Jules Verne

Nul autre que lui n'en connaissait l'existence, et nul, par conséquent, n'eût pu y pénétrer même pour lui porter secours. Il a donc été victime de cette incroyable concentration de toutes les forces rassemblées dans ses mains, sur laquelle il avait compté bien à tort pour être à lui seul la clef de toute son oeuvre, et cette concentration, à l'heure marquée de Dieu, s'est soudain tournée contre lui et contre son but !

-- Il n'en pouvait être autrement ! répondit le docteur Sarrasin. Herr Schultze était parti d'une donnée absolument erronée. En effet, le meilleur gouvernement n'est-il pas celui dont le chef, après sa mort, peut être le plus facilement remplacé, et qui continue de fonctionner précisément parce que ses rouages n'ont rien de secret ?
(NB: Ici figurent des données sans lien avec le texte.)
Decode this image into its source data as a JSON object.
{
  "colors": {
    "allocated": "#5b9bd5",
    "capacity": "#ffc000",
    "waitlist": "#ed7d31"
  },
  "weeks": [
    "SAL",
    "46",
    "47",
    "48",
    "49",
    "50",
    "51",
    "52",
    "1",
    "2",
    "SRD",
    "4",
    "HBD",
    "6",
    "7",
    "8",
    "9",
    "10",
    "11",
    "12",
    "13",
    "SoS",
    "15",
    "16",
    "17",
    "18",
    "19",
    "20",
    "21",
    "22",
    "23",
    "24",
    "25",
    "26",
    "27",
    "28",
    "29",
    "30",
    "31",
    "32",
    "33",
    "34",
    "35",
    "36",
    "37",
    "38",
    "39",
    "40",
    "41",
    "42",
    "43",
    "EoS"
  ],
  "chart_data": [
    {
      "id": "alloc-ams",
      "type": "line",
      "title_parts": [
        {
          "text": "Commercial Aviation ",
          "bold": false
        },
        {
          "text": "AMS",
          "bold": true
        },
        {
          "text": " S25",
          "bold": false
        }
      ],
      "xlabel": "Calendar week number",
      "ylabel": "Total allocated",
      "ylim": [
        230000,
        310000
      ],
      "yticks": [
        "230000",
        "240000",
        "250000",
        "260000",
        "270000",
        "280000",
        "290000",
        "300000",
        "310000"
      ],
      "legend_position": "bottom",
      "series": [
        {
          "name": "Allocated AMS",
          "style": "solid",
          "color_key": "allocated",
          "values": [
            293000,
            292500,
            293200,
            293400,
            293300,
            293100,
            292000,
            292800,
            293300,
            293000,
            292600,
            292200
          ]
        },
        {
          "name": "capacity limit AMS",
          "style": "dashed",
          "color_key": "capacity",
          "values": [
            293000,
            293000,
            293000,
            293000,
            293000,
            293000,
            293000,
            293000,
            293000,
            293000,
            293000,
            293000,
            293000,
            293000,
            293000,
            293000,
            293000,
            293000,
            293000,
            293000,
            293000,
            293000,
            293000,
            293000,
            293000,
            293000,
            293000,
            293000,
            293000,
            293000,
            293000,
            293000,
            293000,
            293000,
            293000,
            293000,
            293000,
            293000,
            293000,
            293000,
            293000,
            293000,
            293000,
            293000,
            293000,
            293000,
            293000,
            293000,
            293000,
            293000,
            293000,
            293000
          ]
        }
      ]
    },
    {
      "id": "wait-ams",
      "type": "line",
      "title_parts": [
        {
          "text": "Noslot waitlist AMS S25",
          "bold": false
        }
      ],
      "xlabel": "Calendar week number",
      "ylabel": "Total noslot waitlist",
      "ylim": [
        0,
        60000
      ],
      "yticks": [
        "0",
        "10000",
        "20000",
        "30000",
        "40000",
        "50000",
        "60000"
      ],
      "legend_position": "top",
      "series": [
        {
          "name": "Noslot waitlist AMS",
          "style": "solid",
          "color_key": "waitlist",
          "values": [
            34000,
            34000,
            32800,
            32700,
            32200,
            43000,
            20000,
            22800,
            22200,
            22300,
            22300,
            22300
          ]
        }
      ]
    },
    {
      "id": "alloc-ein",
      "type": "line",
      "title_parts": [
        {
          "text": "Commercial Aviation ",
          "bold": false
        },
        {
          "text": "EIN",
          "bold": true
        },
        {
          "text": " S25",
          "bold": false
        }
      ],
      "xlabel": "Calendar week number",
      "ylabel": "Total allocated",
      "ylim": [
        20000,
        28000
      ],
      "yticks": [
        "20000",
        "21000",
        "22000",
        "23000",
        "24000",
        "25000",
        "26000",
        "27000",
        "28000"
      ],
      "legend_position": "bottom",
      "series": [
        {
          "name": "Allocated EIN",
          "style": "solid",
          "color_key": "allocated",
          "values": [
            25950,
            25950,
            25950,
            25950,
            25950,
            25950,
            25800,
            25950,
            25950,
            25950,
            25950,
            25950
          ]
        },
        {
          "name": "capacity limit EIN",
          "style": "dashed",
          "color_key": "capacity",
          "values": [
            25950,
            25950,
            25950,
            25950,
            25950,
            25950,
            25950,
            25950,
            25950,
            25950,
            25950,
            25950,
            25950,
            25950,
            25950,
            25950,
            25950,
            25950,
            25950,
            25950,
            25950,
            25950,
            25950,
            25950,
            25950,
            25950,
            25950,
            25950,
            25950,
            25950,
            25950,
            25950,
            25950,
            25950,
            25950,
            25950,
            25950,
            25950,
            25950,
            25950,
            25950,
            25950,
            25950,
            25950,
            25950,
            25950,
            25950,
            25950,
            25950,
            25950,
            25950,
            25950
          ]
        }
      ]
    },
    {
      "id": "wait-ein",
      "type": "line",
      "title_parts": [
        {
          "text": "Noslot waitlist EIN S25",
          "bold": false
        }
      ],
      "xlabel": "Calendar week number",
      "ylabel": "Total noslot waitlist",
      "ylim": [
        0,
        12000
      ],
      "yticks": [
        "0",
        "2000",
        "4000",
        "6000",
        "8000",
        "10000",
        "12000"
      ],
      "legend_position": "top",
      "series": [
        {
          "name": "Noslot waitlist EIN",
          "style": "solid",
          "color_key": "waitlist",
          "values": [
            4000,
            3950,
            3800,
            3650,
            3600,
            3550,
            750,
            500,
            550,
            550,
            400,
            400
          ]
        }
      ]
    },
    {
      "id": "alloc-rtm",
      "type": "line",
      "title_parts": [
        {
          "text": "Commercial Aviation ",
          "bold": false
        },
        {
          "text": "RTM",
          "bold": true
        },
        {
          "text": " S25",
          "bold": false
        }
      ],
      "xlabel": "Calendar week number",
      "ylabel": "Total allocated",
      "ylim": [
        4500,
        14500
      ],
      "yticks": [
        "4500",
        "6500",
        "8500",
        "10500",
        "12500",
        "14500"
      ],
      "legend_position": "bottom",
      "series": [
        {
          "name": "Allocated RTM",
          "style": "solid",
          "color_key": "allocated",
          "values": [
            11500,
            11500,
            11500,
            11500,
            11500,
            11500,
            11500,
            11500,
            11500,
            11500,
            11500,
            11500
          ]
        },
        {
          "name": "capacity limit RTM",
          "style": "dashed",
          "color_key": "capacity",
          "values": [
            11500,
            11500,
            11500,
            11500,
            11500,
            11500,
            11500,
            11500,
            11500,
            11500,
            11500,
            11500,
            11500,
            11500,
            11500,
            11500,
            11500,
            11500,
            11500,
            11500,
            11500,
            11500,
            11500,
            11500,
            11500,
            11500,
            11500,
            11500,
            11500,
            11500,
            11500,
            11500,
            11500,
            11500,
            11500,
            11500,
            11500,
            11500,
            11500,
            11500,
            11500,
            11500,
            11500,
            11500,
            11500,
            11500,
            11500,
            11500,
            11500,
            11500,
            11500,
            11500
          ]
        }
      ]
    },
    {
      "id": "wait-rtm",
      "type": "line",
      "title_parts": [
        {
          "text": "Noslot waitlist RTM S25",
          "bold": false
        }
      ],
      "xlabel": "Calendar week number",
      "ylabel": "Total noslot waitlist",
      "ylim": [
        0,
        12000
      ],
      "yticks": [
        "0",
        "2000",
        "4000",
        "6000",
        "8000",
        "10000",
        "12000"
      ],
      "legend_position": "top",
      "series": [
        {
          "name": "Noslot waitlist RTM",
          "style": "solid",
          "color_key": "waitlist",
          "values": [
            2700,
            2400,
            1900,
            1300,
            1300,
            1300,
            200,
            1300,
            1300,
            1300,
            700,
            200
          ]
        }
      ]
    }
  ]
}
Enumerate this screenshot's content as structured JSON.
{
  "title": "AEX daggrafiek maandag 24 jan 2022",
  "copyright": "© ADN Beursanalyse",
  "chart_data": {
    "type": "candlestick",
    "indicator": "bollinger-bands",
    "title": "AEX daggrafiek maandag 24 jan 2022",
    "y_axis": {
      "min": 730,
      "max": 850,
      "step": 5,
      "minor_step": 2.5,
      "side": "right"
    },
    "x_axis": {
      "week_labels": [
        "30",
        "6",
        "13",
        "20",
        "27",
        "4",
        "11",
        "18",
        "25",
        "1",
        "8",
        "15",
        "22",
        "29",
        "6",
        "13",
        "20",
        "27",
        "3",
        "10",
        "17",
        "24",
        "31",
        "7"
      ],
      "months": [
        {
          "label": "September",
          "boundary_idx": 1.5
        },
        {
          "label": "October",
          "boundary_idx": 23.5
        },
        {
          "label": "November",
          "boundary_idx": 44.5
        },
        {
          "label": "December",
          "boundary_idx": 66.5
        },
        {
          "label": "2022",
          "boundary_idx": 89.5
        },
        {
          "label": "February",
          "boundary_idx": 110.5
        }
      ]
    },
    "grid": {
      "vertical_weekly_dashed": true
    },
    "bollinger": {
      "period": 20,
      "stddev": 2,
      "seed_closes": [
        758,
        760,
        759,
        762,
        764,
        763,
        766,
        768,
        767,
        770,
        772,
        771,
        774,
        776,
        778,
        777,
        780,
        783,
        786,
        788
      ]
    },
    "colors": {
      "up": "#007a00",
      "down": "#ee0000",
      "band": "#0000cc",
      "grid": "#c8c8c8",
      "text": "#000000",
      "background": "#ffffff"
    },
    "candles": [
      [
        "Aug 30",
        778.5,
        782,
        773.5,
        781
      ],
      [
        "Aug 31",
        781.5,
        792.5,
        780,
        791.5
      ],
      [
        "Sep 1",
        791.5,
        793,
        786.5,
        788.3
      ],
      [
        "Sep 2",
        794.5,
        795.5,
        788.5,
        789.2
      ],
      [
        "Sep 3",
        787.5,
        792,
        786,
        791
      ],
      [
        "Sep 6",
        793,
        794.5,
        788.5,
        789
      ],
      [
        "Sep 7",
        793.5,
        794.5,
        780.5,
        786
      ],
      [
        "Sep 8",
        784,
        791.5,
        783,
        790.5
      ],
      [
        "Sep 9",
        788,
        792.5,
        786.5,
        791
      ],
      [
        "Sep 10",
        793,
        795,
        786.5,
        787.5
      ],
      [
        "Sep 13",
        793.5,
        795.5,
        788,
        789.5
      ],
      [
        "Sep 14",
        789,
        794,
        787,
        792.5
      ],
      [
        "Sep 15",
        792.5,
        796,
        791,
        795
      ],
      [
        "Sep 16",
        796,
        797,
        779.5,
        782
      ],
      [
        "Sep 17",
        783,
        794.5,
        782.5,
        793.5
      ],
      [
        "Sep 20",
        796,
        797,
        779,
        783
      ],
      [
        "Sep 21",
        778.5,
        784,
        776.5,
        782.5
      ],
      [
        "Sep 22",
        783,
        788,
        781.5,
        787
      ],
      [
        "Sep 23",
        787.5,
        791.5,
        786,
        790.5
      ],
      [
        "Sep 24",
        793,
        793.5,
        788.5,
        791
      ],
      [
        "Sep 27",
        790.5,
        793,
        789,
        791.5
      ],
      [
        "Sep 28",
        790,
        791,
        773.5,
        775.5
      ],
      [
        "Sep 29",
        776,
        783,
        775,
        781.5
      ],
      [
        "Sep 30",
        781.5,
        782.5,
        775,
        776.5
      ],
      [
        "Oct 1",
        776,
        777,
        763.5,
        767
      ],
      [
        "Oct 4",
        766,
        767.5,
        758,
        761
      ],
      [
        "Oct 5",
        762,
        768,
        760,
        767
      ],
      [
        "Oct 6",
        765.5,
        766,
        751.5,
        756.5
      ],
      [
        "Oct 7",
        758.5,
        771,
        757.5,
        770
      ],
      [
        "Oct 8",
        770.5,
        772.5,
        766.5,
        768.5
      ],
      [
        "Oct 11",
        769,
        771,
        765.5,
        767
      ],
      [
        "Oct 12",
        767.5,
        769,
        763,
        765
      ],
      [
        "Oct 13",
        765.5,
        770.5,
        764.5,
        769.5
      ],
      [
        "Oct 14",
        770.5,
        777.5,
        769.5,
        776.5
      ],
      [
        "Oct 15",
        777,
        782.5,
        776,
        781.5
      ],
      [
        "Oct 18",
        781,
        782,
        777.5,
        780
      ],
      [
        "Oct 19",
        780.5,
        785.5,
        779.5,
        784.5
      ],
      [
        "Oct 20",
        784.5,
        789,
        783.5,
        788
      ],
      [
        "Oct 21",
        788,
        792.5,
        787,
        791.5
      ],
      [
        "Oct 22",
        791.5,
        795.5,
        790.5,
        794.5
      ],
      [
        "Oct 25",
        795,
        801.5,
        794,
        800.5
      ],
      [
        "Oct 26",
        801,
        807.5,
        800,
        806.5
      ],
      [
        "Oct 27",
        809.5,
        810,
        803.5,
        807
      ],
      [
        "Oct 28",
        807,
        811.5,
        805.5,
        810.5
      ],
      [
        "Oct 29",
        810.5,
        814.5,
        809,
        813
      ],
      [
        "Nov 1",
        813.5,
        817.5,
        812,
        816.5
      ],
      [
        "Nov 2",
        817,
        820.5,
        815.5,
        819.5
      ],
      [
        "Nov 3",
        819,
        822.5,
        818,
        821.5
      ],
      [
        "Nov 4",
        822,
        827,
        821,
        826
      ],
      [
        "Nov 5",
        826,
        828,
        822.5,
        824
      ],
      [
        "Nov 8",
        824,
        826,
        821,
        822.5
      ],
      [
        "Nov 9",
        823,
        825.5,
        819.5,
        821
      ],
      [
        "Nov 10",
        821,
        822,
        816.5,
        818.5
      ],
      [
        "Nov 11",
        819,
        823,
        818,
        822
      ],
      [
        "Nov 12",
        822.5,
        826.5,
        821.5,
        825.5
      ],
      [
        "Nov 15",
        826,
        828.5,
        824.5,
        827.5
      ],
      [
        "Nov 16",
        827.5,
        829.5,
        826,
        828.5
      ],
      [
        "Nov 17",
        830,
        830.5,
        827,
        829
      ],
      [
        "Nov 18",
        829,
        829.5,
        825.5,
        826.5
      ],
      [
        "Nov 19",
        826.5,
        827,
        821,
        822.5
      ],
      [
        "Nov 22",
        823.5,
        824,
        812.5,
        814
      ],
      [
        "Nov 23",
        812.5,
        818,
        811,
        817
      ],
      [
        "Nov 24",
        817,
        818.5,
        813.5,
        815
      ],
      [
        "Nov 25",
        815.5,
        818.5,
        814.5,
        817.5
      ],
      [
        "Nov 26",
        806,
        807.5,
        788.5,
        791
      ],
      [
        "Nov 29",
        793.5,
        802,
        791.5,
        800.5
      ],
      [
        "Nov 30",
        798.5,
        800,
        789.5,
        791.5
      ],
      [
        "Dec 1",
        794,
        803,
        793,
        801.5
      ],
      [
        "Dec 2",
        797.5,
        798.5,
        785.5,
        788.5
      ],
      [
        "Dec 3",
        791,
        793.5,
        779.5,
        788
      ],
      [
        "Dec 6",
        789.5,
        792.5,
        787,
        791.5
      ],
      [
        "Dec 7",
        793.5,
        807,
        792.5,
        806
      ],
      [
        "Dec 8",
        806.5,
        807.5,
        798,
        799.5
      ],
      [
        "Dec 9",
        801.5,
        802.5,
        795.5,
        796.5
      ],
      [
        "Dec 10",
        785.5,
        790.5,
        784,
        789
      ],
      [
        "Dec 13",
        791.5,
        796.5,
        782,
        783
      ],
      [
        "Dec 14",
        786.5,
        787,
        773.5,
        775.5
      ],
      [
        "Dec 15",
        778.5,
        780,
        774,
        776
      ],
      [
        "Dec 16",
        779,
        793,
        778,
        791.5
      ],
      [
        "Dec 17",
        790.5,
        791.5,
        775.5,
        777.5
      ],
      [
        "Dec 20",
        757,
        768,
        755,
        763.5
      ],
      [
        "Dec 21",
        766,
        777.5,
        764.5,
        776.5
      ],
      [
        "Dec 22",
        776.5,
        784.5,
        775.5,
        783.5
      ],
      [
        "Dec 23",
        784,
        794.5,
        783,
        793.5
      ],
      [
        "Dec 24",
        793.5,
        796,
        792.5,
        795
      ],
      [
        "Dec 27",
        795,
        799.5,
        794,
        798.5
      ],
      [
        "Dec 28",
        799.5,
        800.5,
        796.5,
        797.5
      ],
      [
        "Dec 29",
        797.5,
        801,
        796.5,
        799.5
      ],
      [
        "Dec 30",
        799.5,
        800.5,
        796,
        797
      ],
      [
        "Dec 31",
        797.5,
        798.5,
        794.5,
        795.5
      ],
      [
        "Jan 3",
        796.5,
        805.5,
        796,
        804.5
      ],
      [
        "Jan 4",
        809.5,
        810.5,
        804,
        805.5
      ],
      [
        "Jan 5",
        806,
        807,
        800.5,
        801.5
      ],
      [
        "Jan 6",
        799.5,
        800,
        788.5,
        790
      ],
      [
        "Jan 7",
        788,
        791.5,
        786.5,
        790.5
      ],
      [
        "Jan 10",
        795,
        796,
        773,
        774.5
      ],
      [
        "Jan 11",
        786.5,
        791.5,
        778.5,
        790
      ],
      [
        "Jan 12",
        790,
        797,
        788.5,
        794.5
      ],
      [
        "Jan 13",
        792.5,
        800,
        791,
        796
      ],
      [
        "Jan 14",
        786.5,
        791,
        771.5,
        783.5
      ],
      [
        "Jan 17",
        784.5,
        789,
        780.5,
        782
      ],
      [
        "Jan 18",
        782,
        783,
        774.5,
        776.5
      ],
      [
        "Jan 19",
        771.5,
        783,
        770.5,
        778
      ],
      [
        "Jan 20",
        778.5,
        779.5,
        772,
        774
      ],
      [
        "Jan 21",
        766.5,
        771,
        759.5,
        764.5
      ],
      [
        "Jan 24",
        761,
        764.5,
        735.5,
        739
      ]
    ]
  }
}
-- Vous allez voir, docteur, répondit Marcel, que ce qui s'est passé à Stahlstadt est la démonstration, _ipso facto_, de ce que vous venez de dire. J'ai trouvé Herr Schultze assis devant son bureau, point central d'où partaient tous les ordres auxquels obéissait la Cité de l'Acier, sans que jamais un seul eût été discuté La mort lui avait à ce point laissé l'attitude et toutes les apparences de la vie que j'ai cru un instant que ce spectre allait me parler !... Mais l'inventeur a été le martyr de sa propre invention ! Il a été foudroyé par l'un de ces obus qui devaient anéantir notre ville ! Son arme s'est brisée dans sa main, au moment même où il allait tracer la dernière lettre d'un ordre d'extermination ! Ecoutez ! >>

Et Marcel lut à haute voix les terribles lignes, tracées par la main de Herr Schultze, dont il avait pris copie.

Puis, il ajouta :

<< Ce qui d'ailleurs m'eût prouvé mieux encore que Herr Schultze était mort, si j'avais pu en douter plus longtemps, c'est que tout avait cessé de vivre autour de lui ! C'est que tout avait cessé de respirer dans Stahlstadt ! Comme au palais de la Belle au bois dormant, le sommeil avait suspendu toutes les vies, arrêté tous les mouvements ! La paralysie du maître avait du même coup paralysé les serviteurs et s'était étendue jusqu'aux instruments !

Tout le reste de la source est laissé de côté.